My issue is you are making inferences about my stance that are not logically derived from my posts.

You literally said "Police here force confessions". I took that statement as it seemed to be intended: to say that you think that the police in this case forced this man to confess.

Later you walked it back a bit, saying "My personal opinion from the available evidence is that this guy likely raped the victim, but that doesn’t necessitate that he did."

While I recognize and acknowledge that you walked it back, the fact remains that there is zero evidence that the police forced a confession in this particular case, so it's pretty clear that you were in the wrong for having brought it up in the first place.

-5 ( +0 / -5 )

Readers, you are going around in circles.

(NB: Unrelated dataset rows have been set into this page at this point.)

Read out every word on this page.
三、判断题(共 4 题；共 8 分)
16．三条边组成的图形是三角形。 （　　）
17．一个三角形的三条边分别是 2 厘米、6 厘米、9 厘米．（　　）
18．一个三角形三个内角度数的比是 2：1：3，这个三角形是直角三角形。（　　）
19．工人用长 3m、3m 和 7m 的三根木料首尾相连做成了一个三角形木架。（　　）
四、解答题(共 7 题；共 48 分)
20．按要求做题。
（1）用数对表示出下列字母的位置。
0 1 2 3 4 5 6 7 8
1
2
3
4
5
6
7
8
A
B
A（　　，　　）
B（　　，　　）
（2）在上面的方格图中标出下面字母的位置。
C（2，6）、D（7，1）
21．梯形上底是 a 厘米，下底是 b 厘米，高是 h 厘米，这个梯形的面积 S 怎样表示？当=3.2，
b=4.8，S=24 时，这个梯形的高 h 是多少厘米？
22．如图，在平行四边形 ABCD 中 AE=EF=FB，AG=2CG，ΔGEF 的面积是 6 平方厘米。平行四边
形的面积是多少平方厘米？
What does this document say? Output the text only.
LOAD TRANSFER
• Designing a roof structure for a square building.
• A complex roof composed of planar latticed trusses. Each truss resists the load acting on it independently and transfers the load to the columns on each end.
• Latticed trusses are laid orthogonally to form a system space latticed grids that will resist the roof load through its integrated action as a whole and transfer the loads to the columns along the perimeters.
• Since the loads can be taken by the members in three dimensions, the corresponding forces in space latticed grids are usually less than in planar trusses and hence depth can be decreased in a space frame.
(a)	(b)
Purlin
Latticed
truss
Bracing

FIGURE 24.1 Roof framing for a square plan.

Please take a break from this thread.

Police said Wada has admitted to the charge and quoted him as saying he was irritated after having an argument with a female colleague at work that day

...............................wait....what? This innocent victim could've been having a horrible day, then for this muppet to do that to her because he had a falling out with a COMPLETELY DIFFERENT woman? You poor poor woman. My heart goes out to you. Thje police should give her father and brothers 20 mins. unsupervised with this idiot!